Witam, jestem nowy na forum i planuję kupić Santka ze stałym napędem na 4 koła z silnikiem 2.4 do 2004 roku. Śledzę temat od kilku miesięcy no i w tym czasie znalazłem może kilka ogłoszeń godnych uwagi ale z tym problemem że trzeba by jechać praktycznie pół Polski żeby zobaczyć co i jak bo telefonicznie to wiadomo - różnie bywa a ja takich podróży zaliczyłem parę kupując poprzednie auto. Zastanawiam się czy na własne potrzeby nie lepiej sprowadzić by anglika przerobić tylko tak profesjonalnie i mieć święty spokój ( generalnie wiele aut angielskich można sprawdzić przez internet nie pakując się w jakieś spore koszta). Pytanie tylko ile taka prof. przekładka może kosztować i co Wy w ogóle sądzicie o takim rozwiązaniu???

Offline javelin

  • Giełda
  • ***
  • Wiadomości: 125
Zakup Santa Fe
« Odpowiedź #422 dnia: 18 Marzec 2014, 13:43:50 »
Nie wiem jak z samochodami, ale w kwestii motocykli: Ze względu na panującą tam pogodę większość egzemplarzy jest po prostu przegnita.

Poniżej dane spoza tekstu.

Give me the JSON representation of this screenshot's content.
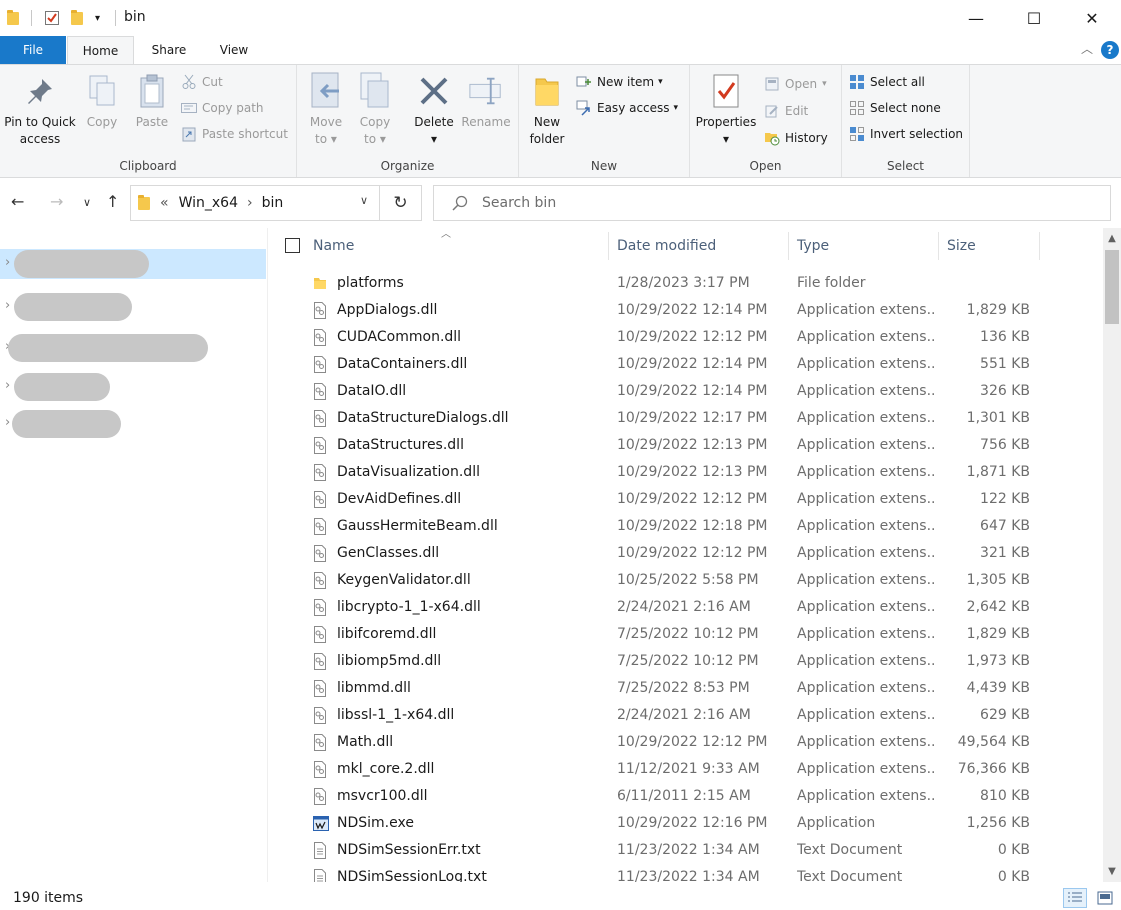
{
  "window": {
    "title": "bin",
    "minimize": "—",
    "maximize": "☐",
    "close": "✕"
  },
  "ribbon_tabs": [
    {
      "label": "File"
    },
    {
      "label": "Home"
    },
    {
      "label": "Share"
    },
    {
      "label": "View"
    }
  ],
  "ribbon": {
    "clipboard": {
      "label": "Clipboard",
      "pin": "Pin to Quick access",
      "pin_line1": "Pin to Quick",
      "pin_line2": "access",
      "copy": "Copy",
      "paste": "Paste",
      "cut": "Cut",
      "copy_path": "Copy path",
      "paste_shortcut": "Paste shortcut"
    },
    "organize": {
      "label": "Organize",
      "move_to_line1": "Move",
      "move_to_line2": "to",
      "copy_to_line1": "Copy",
      "copy_to_line2": "to",
      "delete": "Delete",
      "rename": "Rename"
    },
    "new": {
      "label": "New",
      "new_folder_line1": "New",
      "new_folder_line2": "folder",
      "new_item": "New item",
      "easy_access": "Easy access"
    },
    "open": {
      "label": "Open",
      "properties": "Properties",
      "open": "Open",
      "edit": "Edit",
      "history": "History"
    },
    "select": {
      "label": "Select",
      "select_all": "Select all",
      "select_none": "Select none",
      "invert_selection": "Invert selection"
    }
  },
  "address": {
    "overflow": "«",
    "crumbs": [
      "Win_x64",
      "bin"
    ],
    "separator": "›"
  },
  "search": {
    "placeholder": "Search bin"
  },
  "columns": {
    "name": "Name",
    "date": "Date modified",
    "type": "Type",
    "size": "Size"
  },
  "files": [
    {
      "name": "platforms",
      "date": "1/28/2023 3:17 PM",
      "type": "File folder",
      "size": "",
      "kind": "folder"
    },
    {
      "name": "AppDialogs.dll",
      "date": "10/29/2022 12:14 PM",
      "type": "Application extens...",
      "size": "1,829 KB",
      "kind": "dll"
    },
    {
      "name": "CUDACommon.dll",
      "date": "10/29/2022 12:12 PM",
      "type": "Application extens...",
      "size": "136 KB",
      "kind": "dll"
    },
    {
      "name": "DataContainers.dll",
      "date": "10/29/2022 12:14 PM",
      "type": "Application extens...",
      "size": "551 KB",
      "kind": "dll"
    },
    {
      "name": "DataIO.dll",
      "date": "10/29/2022 12:14 PM",
      "type": "Application extens...",
      "size": "326 KB",
      "kind": "dll"
    },
    {
      "name": "DataStructureDialogs.dll",
      "date": "10/29/2022 12:17 PM",
      "type": "Application extens...",
      "size": "1,301 KB",
      "kind": "dll"
    },
    {
      "name": "DataStructures.dll",
      "date": "10/29/2022 12:13 PM",
      "type": "Application extens...",
      "size": "756 KB",
      "kind": "dll"
    },
    {
      "name": "DataVisualization.dll",
      "date": "10/29/2022 12:13 PM",
      "type": "Application extens...",
      "size": "1,871 KB",
      "kind": "dll"
    },
    {
      "name": "DevAidDefines.dll",
      "date": "10/29/2022 12:12 PM",
      "type": "Application extens...",
      "size": "122 KB",
      "kind": "dll"
    },
    {
      "name": "GaussHermiteBeam.dll",
      "date": "10/29/2022 12:18 PM",
      "type": "Application extens...",
      "size": "647 KB",
      "kind": "dll"
    },
    {
      "name": "GenClasses.dll",
      "date": "10/29/2022 12:12 PM",
      "type": "Application extens...",
      "size": "321 KB",
      "kind": "dll"
    },
    {
      "name": "KeygenValidator.dll",
      "date": "10/25/2022 5:58 PM",
      "type": "Application extens...",
      "size": "1,305 KB",
      "kind": "dll"
    },
    {
      "name": "libcrypto-1_1-x64.dll",
      "date": "2/24/2021 2:16 AM",
      "type": "Application extens...",
      "size": "2,642 KB",
      "kind": "dll"
    },
    {
      "name": "libifcoremd.dll",
      "date": "7/25/2022 10:12 PM",
      "type": "Application extens...",
      "size": "1,829 KB",
      "kind": "dll"
    },
    {
      "name": "libiomp5md.dll",
      "date": "7/25/2022 10:12 PM",
      "type": "Application extens...",
      "size": "1,973 KB",
      "kind": "dll"
    },
    {
      "name": "libmmd.dll",
      "date": "7/25/2022 8:53 PM",
      "type": "Application extens...",
      "size": "4,439 KB",
      "kind": "dll"
    },
    {
      "name": "libssl-1_1-x64.dll",
      "date": "2/24/2021 2:16 AM",
      "type": "Application extens...",
      "size": "629 KB",
      "kind": "dll"
    },
    {
      "name": "Math.dll",
      "date": "10/29/2022 12:12 PM",
      "type": "Application extens...",
      "size": "49,564 KB",
      "kind": "dll"
    },
    {
      "name": "mkl_core.2.dll",
      "date": "11/12/2021 9:33 AM",
      "type": "Application extens...",
      "size": "76,366 KB",
      "kind": "dll"
    },
    {
      "name": "msvcr100.dll",
      "date": "6/11/2011 2:15 AM",
      "type": "Application extens...",
      "size": "810 KB",
      "kind": "dll"
    },
    {
      "name": "NDSim.exe",
      "date": "10/29/2022 12:16 PM",
      "type": "Application",
      "size": "1,256 KB",
      "kind": "exe"
    },
    {
      "name": "NDSimSessionErr.txt",
      "date": "11/23/2022 1:34 AM",
      "type": "Text Document",
      "size": "0 KB",
      "kind": "txt"
    },
    {
      "name": "NDSimSessionLog.txt",
      "date": "11/23/2022 1:34 AM",
      "type": "Text Document",
      "size": "0 KB",
      "kind": "txt"
    }
  ],
  "status": {
    "items": "190 items"
  },
  "colors": {
    "accent": "#1979ca",
    "selection": "#cce8ff",
    "folder": "#f5c84c"
  }
}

Oprócz zakupu samochodu opłaty akcyzy i opłaty środowiskowej dojdzie Ci całkiem poważna przebudowa samochodu. Cała deska, fotele, układ kierowniczy, światła, wiązki elektryczne. Moim zdaniem nieopłacalne.

jaclwapl

  • Gość
Zakup Santa Fe
« Odpowiedź #423 dnia: 18 Marzec 2014, 14:11:18 »
cingular, a mi się wydaje, że jesteś jakoś powiązany z handlarzami i chcesz "zbadać rynek" czyli ile można zarobić. Przecież twoje pytanie nie trzyma się kupy.

Cytat: "cingular"
Śledzę temat od kilku miesięcy no i w tym czasie znalazłem może kilka ogłoszeń godnych uwagi ale z tym problemem że trzeba by jechać praktycznie pół Polski żeby zobaczyć co i jak bo telefonicznie to wiadomo - różnie bywa a ja takich podróży zaliczyłem parę kupując poprzednie auto.

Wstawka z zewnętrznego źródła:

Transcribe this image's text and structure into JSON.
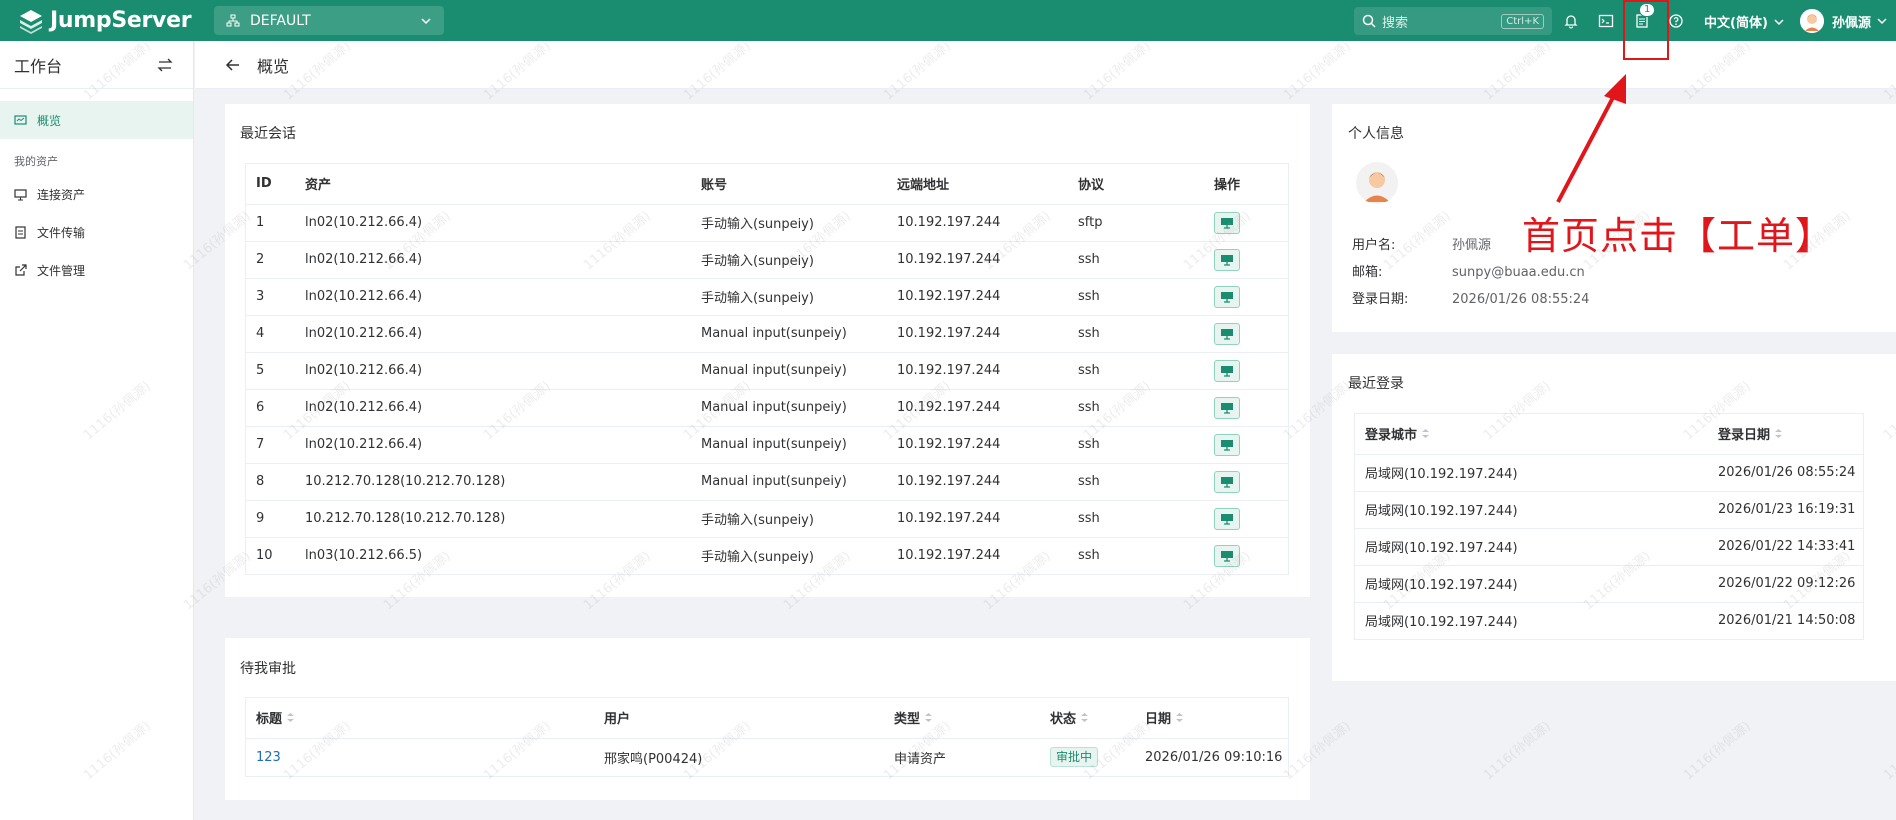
{
  "topbar": {
    "brand": "JumpServer",
    "org": "DEFAULT",
    "search_placeholder": "搜索",
    "search_shortcut": "Ctrl+K",
    "ticket_badge": "1",
    "language": "中文(简体)",
    "username": "孙佩源"
  },
  "sidebar": {
    "title": "工作台",
    "items": [
      {
        "label": "概览",
        "icon": "dashboard-icon"
      },
      {
        "label": "连接资产",
        "icon": "monitor-icon"
      },
      {
        "label": "文件传输",
        "icon": "file-icon"
      },
      {
        "label": "文件管理",
        "icon": "external-link-icon"
      }
    ],
    "group_label": "我的资产"
  },
  "page": {
    "title": "概览"
  },
  "recent_sessions": {
    "title": "最近会话",
    "columns": [
      "ID",
      "资产",
      "账号",
      "远端地址",
      "协议",
      "操作"
    ],
    "rows": [
      {
        "id": "1",
        "asset": "ln02(10.212.66.4)",
        "account": "手动输入(sunpeiy)",
        "addr": "10.192.197.244",
        "proto": "sftp"
      },
      {
        "id": "2",
        "asset": "ln02(10.212.66.4)",
        "account": "手动输入(sunpeiy)",
        "addr": "10.192.197.244",
        "proto": "ssh"
      },
      {
        "id": "3",
        "asset": "ln02(10.212.66.4)",
        "account": "手动输入(sunpeiy)",
        "addr": "10.192.197.244",
        "proto": "ssh"
      },
      {
        "id": "4",
        "asset": "ln02(10.212.66.4)",
        "account": "Manual input(sunpeiy)",
        "addr": "10.192.197.244",
        "proto": "ssh"
      },
      {
        "id": "5",
        "asset": "ln02(10.212.66.4)",
        "account": "Manual input(sunpeiy)",
        "addr": "10.192.197.244",
        "proto": "ssh"
      },
      {
        "id": "6",
        "asset": "ln02(10.212.66.4)",
        "account": "Manual input(sunpeiy)",
        "addr": "10.192.197.244",
        "proto": "ssh"
      },
      {
        "id": "7",
        "asset": "ln02(10.212.66.4)",
        "account": "Manual input(sunpeiy)",
        "addr": "10.192.197.244",
        "proto": "ssh"
      },
      {
        "id": "8",
        "asset": "10.212.70.128(10.212.70.128)",
        "account": "Manual input(sunpeiy)",
        "addr": "10.192.197.244",
        "proto": "ssh"
      },
      {
        "id": "9",
        "asset": "10.212.70.128(10.212.70.128)",
        "account": "手动输入(sunpeiy)",
        "addr": "10.192.197.244",
        "proto": "ssh"
      },
      {
        "id": "10",
        "asset": "ln03(10.212.66.5)",
        "account": "手动输入(sunpeiy)",
        "addr": "10.192.197.244",
        "proto": "ssh"
      }
    ]
  },
  "pending": {
    "title": "待我审批",
    "columns": [
      "标题",
      "用户",
      "类型",
      "状态",
      "日期"
    ],
    "rows": [
      {
        "title": "123",
        "user": "邢家鸣(P00424)",
        "type": "申请资产",
        "status": "审批中",
        "date": "2026/01/26 09:10:16"
      }
    ]
  },
  "profile": {
    "title": "个人信息",
    "fields": [
      {
        "key": "用户名:",
        "value": "孙佩源"
      },
      {
        "key": "邮箱:",
        "value": "sunpy@buaa.edu.cn"
      },
      {
        "key": "登录日期:",
        "value": "2026/01/26 08:55:24"
      }
    ]
  },
  "recent_logins": {
    "title": "最近登录",
    "columns": [
      "登录城市",
      "登录日期"
    ],
    "rows": [
      {
        "city": "局域网(10.192.197.244)",
        "date": "2026/01/26 08:55:24"
      },
      {
        "city": "局域网(10.192.197.244)",
        "date": "2026/01/23 16:19:31"
      },
      {
        "city": "局域网(10.192.197.244)",
        "date": "2026/01/22 14:33:41"
      },
      {
        "city": "局域网(10.192.197.244)",
        "date": "2026/01/22 09:12:26"
      },
      {
        "city": "局域网(10.192.197.244)",
        "date": "2026/01/21 14:50:08"
      }
    ]
  },
  "annotation": {
    "text": "首页点击【工单】",
    "color": "#e0161b"
  },
  "watermark": "1116(孙佩源)",
  "colors": {
    "brand": "#1a8d70",
    "link": "#1a6fb8"
  }
}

Nie chcesz jechać pół Polski żeby zobaczyć samochód a z UK chcesz ciągnąć?? Człowieku... my tu myślimy... coś mi tu wałkiem śmierdzi.

Cytat: "cingular"
Zastanawiam się czy na własne potrzeby nie lepiej sprowadzić by anglika przerobić tylko tak profesjonalnie i mieć święty spokój

znaczy się tanio kupić - tanio przerobić - drogo sprzedać i mieć święty spokój... napaliłeś się na UK jakby nie było innych opcji z kierownicą po normalnej stronie. Może już masz nawet upatrzonego anglika i teraz nie wiesz co zrobić:-)

Cytat: "cingular"
( generalnie wiele aut angielskich można sprawdzić przez internet nie pakując się w jakieś spore koszta)

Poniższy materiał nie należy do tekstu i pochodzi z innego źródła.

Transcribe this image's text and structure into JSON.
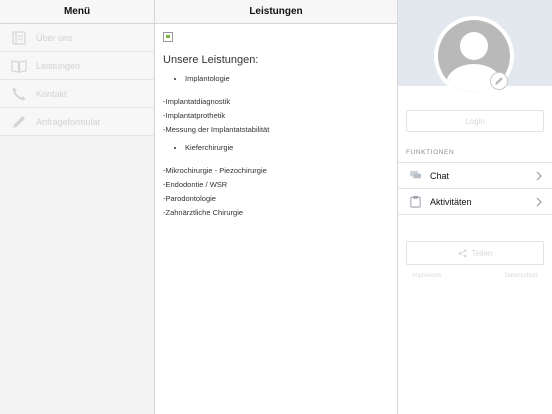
{
  "menu": {
    "title": "Menü",
    "items": [
      {
        "label": "Über uns",
        "icon": "book-icon"
      },
      {
        "label": "Leistungen",
        "icon": "open-book-icon"
      },
      {
        "label": "Kontakt",
        "icon": "phone-icon"
      },
      {
        "label": "Anfrageformular",
        "icon": "pencil-icon"
      }
    ]
  },
  "content": {
    "header": "Leistungen",
    "title": "Unsere Leistungen:",
    "bullet1": "Implantologie",
    "lines1": [
      "-Implantatdiagnostik",
      "-Implantatprothetik",
      "-Messung der Implantatstabilität"
    ],
    "bullet2": "Kieferchirurgie",
    "lines2": [
      "-Mikrochirurgie - Piezochirurgie",
      "-Endodontie / WSR",
      "-Parodontologie",
      "-Zahnärztliche Chirurgie"
    ]
  },
  "profile": {
    "login_label": "Login",
    "section_label": "FUNKTIONEN",
    "functions": [
      {
        "label": "Chat",
        "icon": "chat-icon"
      },
      {
        "label": "Aktivitäten",
        "icon": "clipboard-icon"
      }
    ],
    "share_label": "Teilen",
    "footer_left": "Impressum",
    "footer_right": "Datenschutz"
  },
  "colors": {
    "profile_bg": "#e3e8ef",
    "menu_bg": "#f3f3f3",
    "disabled_text": "#d2d2d2"
  }
}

Ciekawe jak chcesz sprawdzić samochód będący 2tyś km od Ciebie? co rozumiesz pod pojęciem "spore koszta"?? gwarantuję, że te koszta będą conajmniej 2x wyższe niż przejechanie się przez pół Polski dwukrotnie.

Cytat: "cingular"
Pytanie tylko ile taka prof. przekładka może kosztować i co Wy w ogóle sądzicie o takim rozwiązaniu???


Taka przekładka "profesjonalna" biorąc pod uwagę dostępność części i znajomość Santka przez przygodnego mechanika będzie kosztowała tyle co pół samochodu.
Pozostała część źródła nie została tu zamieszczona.